揺れる想い~年下彼氏は小学生~㊤
「由佳とは…もうヤったのか?」


いきなり、そう尋ねてきた。

回りくどくなくて、却ってちょうどいい。


「おかげさまで」


克也のおかげで、昨日俺達は結ばれる事ができた。


ここまでホントにいろいろあったけど。

やっと、心も身体も一つになれたんだ。


「由佳から聞いたのか?俺がアイツを襲ったって」


そう尋ねるアイツの顔は、怖いくらいの真顔だった。

真っ直ぐに射抜くような目で、俺を見てくる。


「聞きましたよ、あの日の事。初めは話してくれなかったんだけど。ただ、由佳はあんたに最後まで抱かれたって思ってるみたいだから。ちゃんと確認してから…俺は彼女に伝えたかったんだ」


俺も、負けじと視線をぶつからせていく。


真っ直ぐに見上げる俺の言葉で、アイツは状況を悟ったらしく。

再び、苦笑いを浮かべた。


「バレちゃ…しゃあねぇよな。

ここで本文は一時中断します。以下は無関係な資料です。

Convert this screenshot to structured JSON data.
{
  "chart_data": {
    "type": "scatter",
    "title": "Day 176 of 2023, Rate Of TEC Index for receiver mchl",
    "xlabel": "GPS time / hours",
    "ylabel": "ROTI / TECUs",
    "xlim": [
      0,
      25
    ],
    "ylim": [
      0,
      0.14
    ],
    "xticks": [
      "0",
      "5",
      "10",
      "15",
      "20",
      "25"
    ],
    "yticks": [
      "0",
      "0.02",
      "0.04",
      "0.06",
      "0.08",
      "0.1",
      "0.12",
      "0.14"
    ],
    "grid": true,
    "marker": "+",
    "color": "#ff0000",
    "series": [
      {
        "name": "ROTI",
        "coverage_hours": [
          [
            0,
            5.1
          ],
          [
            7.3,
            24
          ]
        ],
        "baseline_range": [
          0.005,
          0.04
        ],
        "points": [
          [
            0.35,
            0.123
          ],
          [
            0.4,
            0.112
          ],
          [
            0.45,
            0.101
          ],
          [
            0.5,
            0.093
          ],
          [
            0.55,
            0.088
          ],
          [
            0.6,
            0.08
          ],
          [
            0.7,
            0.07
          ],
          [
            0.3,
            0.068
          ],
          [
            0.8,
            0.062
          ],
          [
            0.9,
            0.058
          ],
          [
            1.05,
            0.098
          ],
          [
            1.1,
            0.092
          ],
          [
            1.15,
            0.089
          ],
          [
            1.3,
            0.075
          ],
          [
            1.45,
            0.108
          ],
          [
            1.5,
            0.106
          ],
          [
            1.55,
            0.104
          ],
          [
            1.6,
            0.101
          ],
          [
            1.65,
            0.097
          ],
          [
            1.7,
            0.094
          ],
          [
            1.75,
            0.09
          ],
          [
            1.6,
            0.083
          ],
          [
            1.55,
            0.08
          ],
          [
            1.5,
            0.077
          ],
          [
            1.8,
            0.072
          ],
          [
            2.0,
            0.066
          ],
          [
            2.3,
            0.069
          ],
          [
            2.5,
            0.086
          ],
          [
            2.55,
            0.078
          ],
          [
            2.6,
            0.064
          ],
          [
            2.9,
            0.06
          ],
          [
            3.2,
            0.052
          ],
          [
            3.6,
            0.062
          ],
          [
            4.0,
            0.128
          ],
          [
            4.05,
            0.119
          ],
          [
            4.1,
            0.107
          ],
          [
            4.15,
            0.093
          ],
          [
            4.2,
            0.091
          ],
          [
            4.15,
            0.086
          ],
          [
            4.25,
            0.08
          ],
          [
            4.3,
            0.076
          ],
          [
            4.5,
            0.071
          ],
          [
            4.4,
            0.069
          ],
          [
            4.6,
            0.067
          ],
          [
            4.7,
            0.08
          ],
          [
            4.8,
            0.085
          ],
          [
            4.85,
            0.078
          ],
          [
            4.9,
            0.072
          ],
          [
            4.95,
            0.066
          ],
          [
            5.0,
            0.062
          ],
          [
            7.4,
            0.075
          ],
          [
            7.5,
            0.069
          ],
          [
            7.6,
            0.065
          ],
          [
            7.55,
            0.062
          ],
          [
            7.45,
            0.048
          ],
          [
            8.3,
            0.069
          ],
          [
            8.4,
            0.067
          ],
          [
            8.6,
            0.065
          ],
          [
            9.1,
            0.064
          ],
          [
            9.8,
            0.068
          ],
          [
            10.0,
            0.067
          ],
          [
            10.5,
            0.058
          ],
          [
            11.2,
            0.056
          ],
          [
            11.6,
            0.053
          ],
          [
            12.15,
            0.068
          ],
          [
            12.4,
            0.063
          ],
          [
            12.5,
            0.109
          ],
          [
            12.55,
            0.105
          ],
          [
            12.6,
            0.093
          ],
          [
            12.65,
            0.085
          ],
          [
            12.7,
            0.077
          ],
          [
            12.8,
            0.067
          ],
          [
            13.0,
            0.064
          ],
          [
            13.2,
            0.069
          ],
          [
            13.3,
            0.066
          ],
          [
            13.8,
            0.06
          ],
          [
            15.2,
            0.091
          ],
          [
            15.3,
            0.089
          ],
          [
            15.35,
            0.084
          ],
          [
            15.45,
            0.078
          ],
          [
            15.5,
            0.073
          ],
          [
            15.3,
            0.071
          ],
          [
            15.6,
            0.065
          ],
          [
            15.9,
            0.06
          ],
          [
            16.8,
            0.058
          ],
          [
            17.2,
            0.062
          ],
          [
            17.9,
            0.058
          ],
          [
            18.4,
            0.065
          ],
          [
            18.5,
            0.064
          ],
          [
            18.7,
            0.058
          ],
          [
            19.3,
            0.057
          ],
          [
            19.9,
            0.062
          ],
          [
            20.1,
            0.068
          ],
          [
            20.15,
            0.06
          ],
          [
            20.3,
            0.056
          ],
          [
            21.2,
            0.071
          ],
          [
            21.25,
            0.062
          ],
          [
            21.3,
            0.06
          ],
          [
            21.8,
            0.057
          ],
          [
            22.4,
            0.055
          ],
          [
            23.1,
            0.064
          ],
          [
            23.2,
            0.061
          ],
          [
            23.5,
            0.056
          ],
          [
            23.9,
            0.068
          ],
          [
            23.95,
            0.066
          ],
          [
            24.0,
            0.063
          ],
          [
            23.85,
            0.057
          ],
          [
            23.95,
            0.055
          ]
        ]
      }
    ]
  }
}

ホントは、既成事実作りたかったんだけど」


「そんなの、あんたのエゴだろっ?由佳がどれだけ傷ついたのか、分かってんのか!?」


自然と、口調がきつくなる。

だけどアイツは、こうなる事は想定内だったんだろう。


笑いが…変わっていた。


「アイツが勝手に勘違いしたんだろ?俺に処女奪われたって。アイツが見たシーツの血、何だと思う?」


「……何だっていいよ」


「まさかの、俺の鼻血だよ。アイツの裸見て興奮して、鼻血垂らしたんだよ」


そして自嘲するかのように、諒斗は声を出して笑い始めた。